In most cases, you will be able to use some of your guaranteed volunteering time to take on this important opportunity, and you will be supported by our partner Inspiring the Future. Registering only takes 5 minutes. This morning, I spent time talking to schoolchildren in Wood Green alongside civil servants representing a range of different jobs. I hope you will follow suit over the next few months to inspire young people in a school near you.
But you can’t manage what you can’t measure. We can only truly tackle the inequalities that exist in our workplaces if we face up to them, and if we know what to look for. And at the moment there’s no agreed way of looking at this problem. So, as part of today's Talent Action Plan, we’re joining with dozens of major businesses to develop a measure of social mobility - a ground-breaking new standard metric of social and economic background.

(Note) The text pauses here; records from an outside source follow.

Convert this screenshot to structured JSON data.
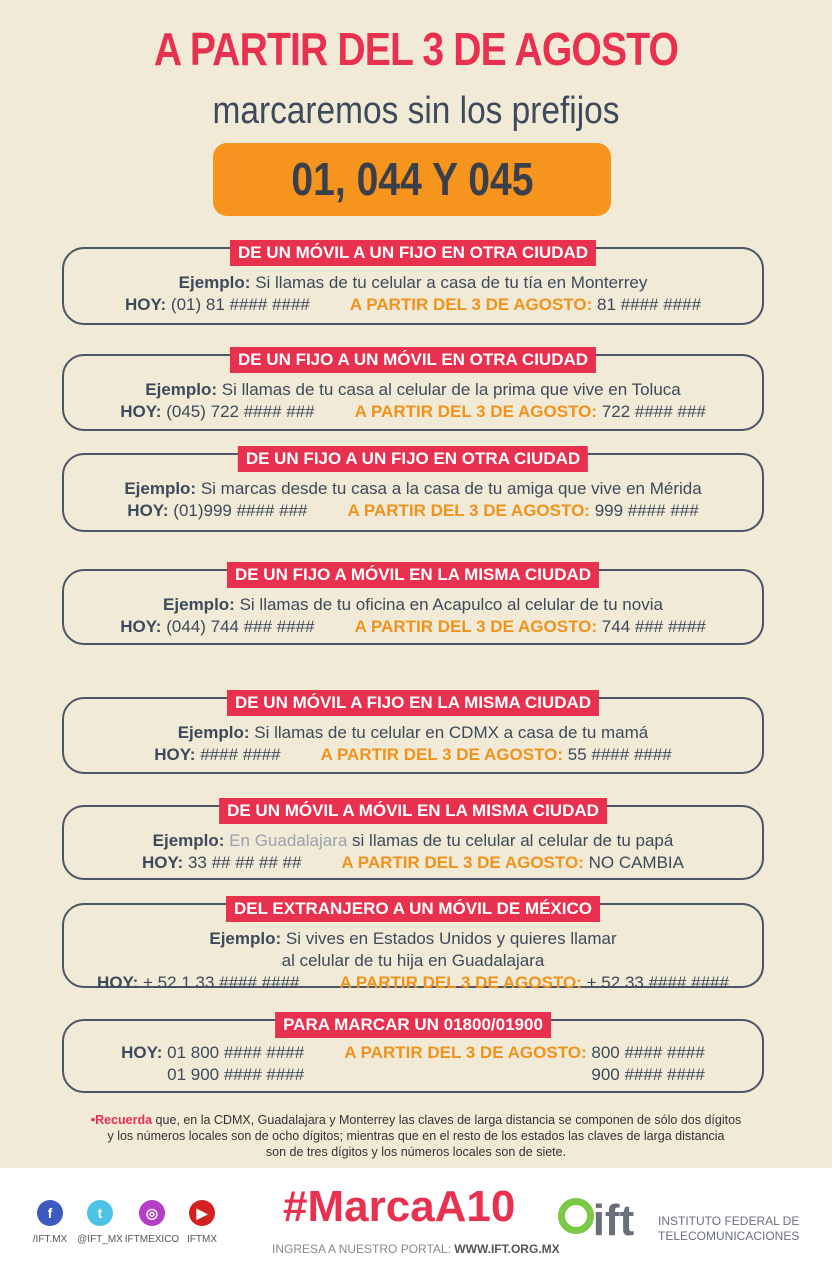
{
  "header": {
    "title": "A PARTIR DEL 3 DE AGOSTO",
    "subtitle": "marcaremos sin los prefijos",
    "prefixes": "01, 044 Y 045"
  },
  "labels": {
    "example": "Ejemplo:",
    "today": "HOY:",
    "from": "A PARTIR DEL 3 DE AGOSTO:"
  },
  "cards": [
    {
      "tag": "DE UN MÓVIL A UN FIJO EN OTRA CIUDAD",
      "example": "Si llamas de tu celular a casa de tu tía en Monterrey",
      "today": "(01) 81 #### ####",
      "new": "81 #### ####"
    },
    {
      "tag": "DE UN FIJO A UN MÓVIL EN OTRA CIUDAD",
      "example": "Si llamas de tu casa al celular de la prima que vive en Toluca",
      "today": "(045) 722 #### ###",
      "new": "722 #### ###"
    },
    {
      "tag": "DE UN FIJO A UN FIJO EN OTRA CIUDAD",
      "example": "Si marcas desde tu casa a la casa de tu amiga que vive en Mérida",
      "today": "(01)999 #### ###",
      "new": "999 #### ###"
    },
    {
      "tag": "DE UN FIJO A MÓVIL EN LA MISMA CIUDAD",
      "example": "Si llamas de tu oficina en Acapulco al celular de tu novia",
      "today": "(044) 744 ### ####",
      "new": "744 ### ####"
    },
    {
      "tag": "DE UN MÓVIL A FIJO EN LA MISMA CIUDAD",
      "example": "Si llamas de tu celular en CDMX a casa de tu mamá",
      "today": "#### ####",
      "new": "55 #### ####"
    },
    {
      "tag": "DE UN MÓVIL A MÓVIL EN LA MISMA CIUDAD",
      "example_highlight": "En Guadalajara",
      "example": "si llamas de tu celular al celular de tu papá",
      "today": "33 ## ## ## ##",
      "new": "NO CAMBIA"
    },
    {
      "tag": "DEL EXTRANJERO A UN MÓVIL DE MÉXICO",
      "example": "Si vives en Estados Unidos y quieres llamar",
      "example_line2": "al celular de tu hija en Guadalajara",
      "today": "+ 52 1 33 #### ####",
      "new": "+ 52 33 #### ####"
    },
    {
      "tag": "PARA MARCAR UN 01800/01900",
      "today": "01 800 #### ####",
      "today2": "01 900 #### ####",
      "new": "800 #### ####",
      "new2": "900 #### ####"
    }
  ],
  "note": {
    "bold": "•Recuerda",
    "line1": "que, en la CDMX, Guadalajara y Monterrey las claves de larga distancia se componen de sólo dos dígitos",
    "line2": "y los números locales son de ocho dígitos; mientras que en el resto de los estados las claves de larga distancia",
    "line3": "son de tres dígitos y los números locales son de siete."
  },
  "footer": {
    "social": [
      {
        "icon": "facebook-icon",
        "glyph": "f",
        "label": "/IFT.MX",
        "color": "#3b5bbf"
      },
      {
        "icon": "twitter-icon",
        "glyph": "t",
        "label": "@IFT_MX",
        "color": "#4ec3e8"
      },
      {
        "icon": "instagram-icon",
        "glyph": "◎",
        "label": "IFTMEXICO",
        "color": "#b43fc6"
      },
      {
        "icon": "youtube-icon",
        "glyph": "▶",
        "label": "IFTMX",
        "color": "#d32020"
      }
    ],
    "hashtag": "#MarcaA10",
    "portal_label": "INGRESA A NUESTRO PORTAL:",
    "portal_url": "WWW.IFT.ORG.MX",
    "logo_text": "ift",
    "org_line1": "INSTITUTO FEDERAL DE",
    "org_line2": "TELECOMUNICACIONES"
  },
  "colors": {
    "red": "#e8304f",
    "orange": "#f7941d",
    "dark": "#3d4a5c",
    "background": "#f1ead6"
  }
}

We’re going to use this index to boost social mobility among the biggest employers in every sector of the economy.
Your role in meeting this challenge
The Civil Service can offer opportunity for all, but we need to make sure as many people as possible understand what we provide. We have over 400,000 people in our organisation who can act as potential advocates - and spending just one hour a year speaking to pupils about our work can make a real difference.
The Civil Service needs to be a leader, driving change by being the most inclusive employer in the world. To do this we have to throw open the doors of government to new talent and tell them: don’t let yourself be held back, we are on your side.